The latest example of this has ended up with users of Amazon's Echo Show or Fire TV no longer being able to access Google's wildly popular YouTube app (although they will be able to view videos via the streaming service's website).

Why? Google says Amazon won’t carry its Chromecast and Google Home services and won’t make Prime Video available for Google Cast users.

It also says Amazon last month stopped selling some of the products offered by Nest, another part of the Google, sorry, Alphabet empire (Alphabet is now the official name of the holding company at the top although everyone still calls it Google).

There is a back story: Both companies are desperately trying to win the battle to dominate the market for voice activated devices, which some expect will become the next big thing.

Amazon has a handy lead at the moment, but the battle is a long way from being won. I only need to listen to my wife’s furious telling off of Alexa when she’s trying to get something she wants played on her Echo to know that. For the record, almost the only use I make of voice activated services is in asking Apple's Siri silly questions to make the kids laugh (you should try it, it's a hoot).

Anyway, Amazon describes Google’s move as a “disappointing precedent” while insisting it hopes to resolve the issue. Google bemoans a lack of reciprocity from Amazon. But it also says it wants to be buds again.

This might involve big business, big tech, and big money, but parents with more than one child will be very familiar with what is at the core of the two statements:

Nyah, nyah. He said, she said. MUM!

It’s wearisome, and tends to drives parents to distraction at the end of a long day, just as this bought of corporate pettiness will drive users of the affected services to distraction.

So how on earth does this work for the consumer, I hear you ask. They would seem to be the big losers here, because their devices will no longer offer a full range of services.

Let’s return to our squabbling children. Eventually the parent has no choice but to intervene, usually by separating the warring siblings before negotiating peace between them. Sometimes, if the squabble is serious enough, this is accomplished alongside the imposition of some type of penalty.

There are no parents to stop our pair of technological titans from bickering. But if they prove unwilling, or unable, to solve their own disputes (to be fair Amazon and Apple kissed and made up after a similar spat a while back) what you will be left with is a market failure.
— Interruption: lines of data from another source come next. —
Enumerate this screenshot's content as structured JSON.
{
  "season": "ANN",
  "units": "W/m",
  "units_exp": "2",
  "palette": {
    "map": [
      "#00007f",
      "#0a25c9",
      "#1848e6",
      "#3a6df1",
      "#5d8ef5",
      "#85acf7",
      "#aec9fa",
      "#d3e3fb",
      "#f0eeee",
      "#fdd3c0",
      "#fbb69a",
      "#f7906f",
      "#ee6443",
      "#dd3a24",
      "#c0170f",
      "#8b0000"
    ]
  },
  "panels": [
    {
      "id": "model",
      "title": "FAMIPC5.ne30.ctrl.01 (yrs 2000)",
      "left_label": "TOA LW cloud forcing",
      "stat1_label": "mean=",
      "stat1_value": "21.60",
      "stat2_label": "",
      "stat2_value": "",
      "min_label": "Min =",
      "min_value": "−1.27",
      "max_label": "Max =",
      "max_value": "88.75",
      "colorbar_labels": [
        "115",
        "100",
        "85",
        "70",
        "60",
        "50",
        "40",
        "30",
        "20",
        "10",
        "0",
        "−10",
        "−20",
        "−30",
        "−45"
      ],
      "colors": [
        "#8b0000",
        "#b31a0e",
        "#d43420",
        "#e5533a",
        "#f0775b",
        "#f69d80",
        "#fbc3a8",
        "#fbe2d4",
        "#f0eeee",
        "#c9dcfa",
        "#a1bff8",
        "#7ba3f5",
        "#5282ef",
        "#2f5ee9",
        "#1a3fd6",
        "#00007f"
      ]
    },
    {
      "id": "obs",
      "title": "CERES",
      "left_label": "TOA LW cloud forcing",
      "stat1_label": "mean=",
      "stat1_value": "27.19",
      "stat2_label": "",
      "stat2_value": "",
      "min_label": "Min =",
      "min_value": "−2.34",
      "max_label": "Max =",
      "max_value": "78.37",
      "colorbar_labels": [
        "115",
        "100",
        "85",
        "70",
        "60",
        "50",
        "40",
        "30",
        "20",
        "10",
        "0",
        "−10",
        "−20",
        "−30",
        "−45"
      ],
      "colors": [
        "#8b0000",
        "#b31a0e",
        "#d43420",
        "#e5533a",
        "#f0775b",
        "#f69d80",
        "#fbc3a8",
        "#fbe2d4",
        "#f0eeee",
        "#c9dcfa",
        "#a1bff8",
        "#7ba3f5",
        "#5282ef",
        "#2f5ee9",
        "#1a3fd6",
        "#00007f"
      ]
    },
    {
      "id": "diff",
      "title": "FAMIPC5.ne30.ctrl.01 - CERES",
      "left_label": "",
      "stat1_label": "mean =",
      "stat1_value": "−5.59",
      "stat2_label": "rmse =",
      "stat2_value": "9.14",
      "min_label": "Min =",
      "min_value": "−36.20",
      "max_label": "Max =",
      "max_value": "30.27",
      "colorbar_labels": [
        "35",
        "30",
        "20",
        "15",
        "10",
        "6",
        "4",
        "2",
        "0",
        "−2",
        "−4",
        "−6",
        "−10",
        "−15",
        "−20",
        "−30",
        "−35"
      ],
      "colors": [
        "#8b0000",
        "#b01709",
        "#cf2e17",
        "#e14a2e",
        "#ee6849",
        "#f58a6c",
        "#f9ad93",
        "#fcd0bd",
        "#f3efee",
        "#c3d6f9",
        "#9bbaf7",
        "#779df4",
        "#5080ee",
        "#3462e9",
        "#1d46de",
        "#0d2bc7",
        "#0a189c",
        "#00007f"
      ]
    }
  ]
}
When that happens someone, i.e. a regulator, will have to step in and sort it out, perhaps alongside the imposition of a financial penalty.

We, as consumers, would likely benefit from that in the long run. Given the tech industry's power, the ever greater role it plays in our lives, and its propensity for bouts of bad behaviour, there is a pressing need for greater oversight and regulation of it.

So keep on squabbling, kids, because sooner or later the parents will be along.